- Born: Cynthia D. Lahti 1963 (age 62–63) Portland, Oregon
- Education: B.F.A., Rhode Island School of Design
- Known for: Contemporary art
- Awards: Hallie Ford Fellowship for artists Bonnie Bronson Fellowship Adolph and Esther Gottlieb Foundation Individual Support Grant Oregon Arts Commission Individual Artist Fellowship

= Cynthia Lahti =

American contemporary artist (born 1963)

Cynthia Lahti (born 1963) is an American contemporary artist from Portland, Oregon, who works in many mediums: "from collage to ceramics, altered books, and painting".

==Early life and education==
Lahti was born in Portland, Oregon, in 1963. She attended Woodrow Wilson High School, and in 1985 earned a B.F.A. at the Rhode Island School of Design. In 1989 she attended the Pacific Northwest College of Art (PNCA), and in 1992 she studied at the Oregon College of Art and Craft (OCAC). Her post-graduate work was at Pilchuck Glass School in Stanwood, Washington.

==Critical reception==
Lahti's works are held in collections at Reed College, Boise Art Museum, King County Public Art Collection and Oregon Health & Science University (OHSU).

Portland Art Museum said: "Her art practice encompasses drawing, collage, and sculpture and is influenced by human artifacts from ancient times to the present, as well as by personal experiences and emotions."

Los Angeles Times reviewer Leah Ollman wrote, "Cynthia Lahti’s figures shape-shift from clay to stuffed animal, photograph or tree branch, from one form of graceful to another, or from delicate to endearingly clumsy."

Art Forum called her "a long-underrecognized artist’s artist", writing of her works in various media, "Lahti’s purposefully raw, emotionally direct objects bring to mind the accidental elegance of childhood craft projects, but here the results are fraught with disturbing nuances that make a viewer wonder: Can one feel nostalgia for pain?" The Zentrum für Keramik in Berlin said her "work explores human emotions through the evocative power of the figure."

The Portland Institute for Contemporary Art (PICA) described her work as reflecting "a collective conscience with imagery that is deeply referential of Lathi’s own personal experience and emotions. Her sculpture, drawings and photographs become relics made from real materials, methods and symbols that hope to offer an explanation of reality."

== Career ==
Lahti was a participating artist in Curator and Critic Tours Connective Conversations: Inside Oregon Art 2011-2014, a program of the Oregon Arts Commission sponsored by The Ford Family Foundation and the University of Oregon.

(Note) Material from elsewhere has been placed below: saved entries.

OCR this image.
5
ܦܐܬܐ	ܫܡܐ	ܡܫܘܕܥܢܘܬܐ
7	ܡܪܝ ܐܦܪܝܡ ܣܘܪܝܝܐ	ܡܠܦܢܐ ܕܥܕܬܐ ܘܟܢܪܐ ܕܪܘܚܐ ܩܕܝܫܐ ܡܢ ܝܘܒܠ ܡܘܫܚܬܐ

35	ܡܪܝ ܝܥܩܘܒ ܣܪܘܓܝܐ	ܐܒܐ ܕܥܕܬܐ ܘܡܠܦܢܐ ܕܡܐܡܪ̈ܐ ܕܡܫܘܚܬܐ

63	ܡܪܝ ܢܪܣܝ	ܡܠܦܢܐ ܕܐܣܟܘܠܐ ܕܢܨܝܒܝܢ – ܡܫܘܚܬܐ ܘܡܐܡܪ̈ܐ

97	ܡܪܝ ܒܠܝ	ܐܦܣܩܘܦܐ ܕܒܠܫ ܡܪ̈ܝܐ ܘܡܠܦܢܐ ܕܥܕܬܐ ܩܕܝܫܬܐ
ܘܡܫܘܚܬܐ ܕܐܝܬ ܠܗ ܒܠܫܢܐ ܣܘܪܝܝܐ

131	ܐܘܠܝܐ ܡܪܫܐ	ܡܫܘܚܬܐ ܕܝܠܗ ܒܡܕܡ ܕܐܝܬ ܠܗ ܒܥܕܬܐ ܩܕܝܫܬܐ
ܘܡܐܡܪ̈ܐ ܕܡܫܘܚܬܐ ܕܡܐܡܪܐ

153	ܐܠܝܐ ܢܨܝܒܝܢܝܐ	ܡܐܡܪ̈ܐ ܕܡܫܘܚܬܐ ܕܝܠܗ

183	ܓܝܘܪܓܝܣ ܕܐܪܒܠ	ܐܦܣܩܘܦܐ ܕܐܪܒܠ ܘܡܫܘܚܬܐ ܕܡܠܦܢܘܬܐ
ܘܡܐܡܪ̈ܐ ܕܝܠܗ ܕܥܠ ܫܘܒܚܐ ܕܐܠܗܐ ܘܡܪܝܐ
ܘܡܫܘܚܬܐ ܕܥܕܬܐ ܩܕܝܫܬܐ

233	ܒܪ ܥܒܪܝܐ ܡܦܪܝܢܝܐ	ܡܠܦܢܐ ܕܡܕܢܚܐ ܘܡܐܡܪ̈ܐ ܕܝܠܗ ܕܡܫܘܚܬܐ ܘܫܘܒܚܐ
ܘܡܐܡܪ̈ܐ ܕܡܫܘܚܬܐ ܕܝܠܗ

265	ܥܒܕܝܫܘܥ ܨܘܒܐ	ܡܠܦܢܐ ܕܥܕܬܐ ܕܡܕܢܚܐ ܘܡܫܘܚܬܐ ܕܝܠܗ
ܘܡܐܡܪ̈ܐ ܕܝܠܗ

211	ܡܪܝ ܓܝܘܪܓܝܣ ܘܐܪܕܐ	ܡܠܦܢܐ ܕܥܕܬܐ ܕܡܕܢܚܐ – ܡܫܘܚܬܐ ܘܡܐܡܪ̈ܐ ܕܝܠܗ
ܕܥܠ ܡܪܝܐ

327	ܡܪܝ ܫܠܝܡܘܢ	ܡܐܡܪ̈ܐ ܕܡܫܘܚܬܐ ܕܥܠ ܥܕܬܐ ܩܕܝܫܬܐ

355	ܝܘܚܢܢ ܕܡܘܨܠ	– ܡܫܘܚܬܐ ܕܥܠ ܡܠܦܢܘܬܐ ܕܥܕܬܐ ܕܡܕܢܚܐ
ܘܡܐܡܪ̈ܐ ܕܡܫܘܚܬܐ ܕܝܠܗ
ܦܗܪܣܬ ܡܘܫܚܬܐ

Her work is held in the collections of Portland Community College, Boise Art Museum, Reed College, the King County Public Art Collection and Oregon Health & Science University.

In the 2022 narrative feature film, Showing Up, directed by Kelly Reichardt, Cynthia Lahti’s sculptural work is prominently featured as that of the fictional main character, Lizzy, played by Michelle Williams.

===Selected exhibitions===

- The Body, The Object, The Other. Craft Contemporary, Park La Brea, Los Angeles California, January – 25, 2020–January 10, 2021
- Let's Get Lost, PDX Contemporary Art, Portland, Oregon, June 30, 2015 – August 1, 2015
- Cynthia Lahti: Battle, PDX Contemporary Art, Portland, Oregon, March 3, 2015 – March 28, 2015
- We Tell Ourselves Stories In Order To Live, Jordan Schnitzer Museum of Art, University of Oregon, Eugene, Oregon, January 18, 2014 – March 16, 2014

==Awards==
The Oregon Arts Commission awarded Lahti a 2006 Artist Fellowship and a 2008 Career Opportunity Grant for Artists. In 2013 she won a Hallie Ford Fellowship for artists, and in 2015 she was awarded the Bonnie Bronson Fellowship. Lahti was awarded the 2017 Adolph and Esther Gottlieb Foundation Individual Support Grant. In 2018, the Oregon Arts Commission selected her for an Individual Artist Fellowship.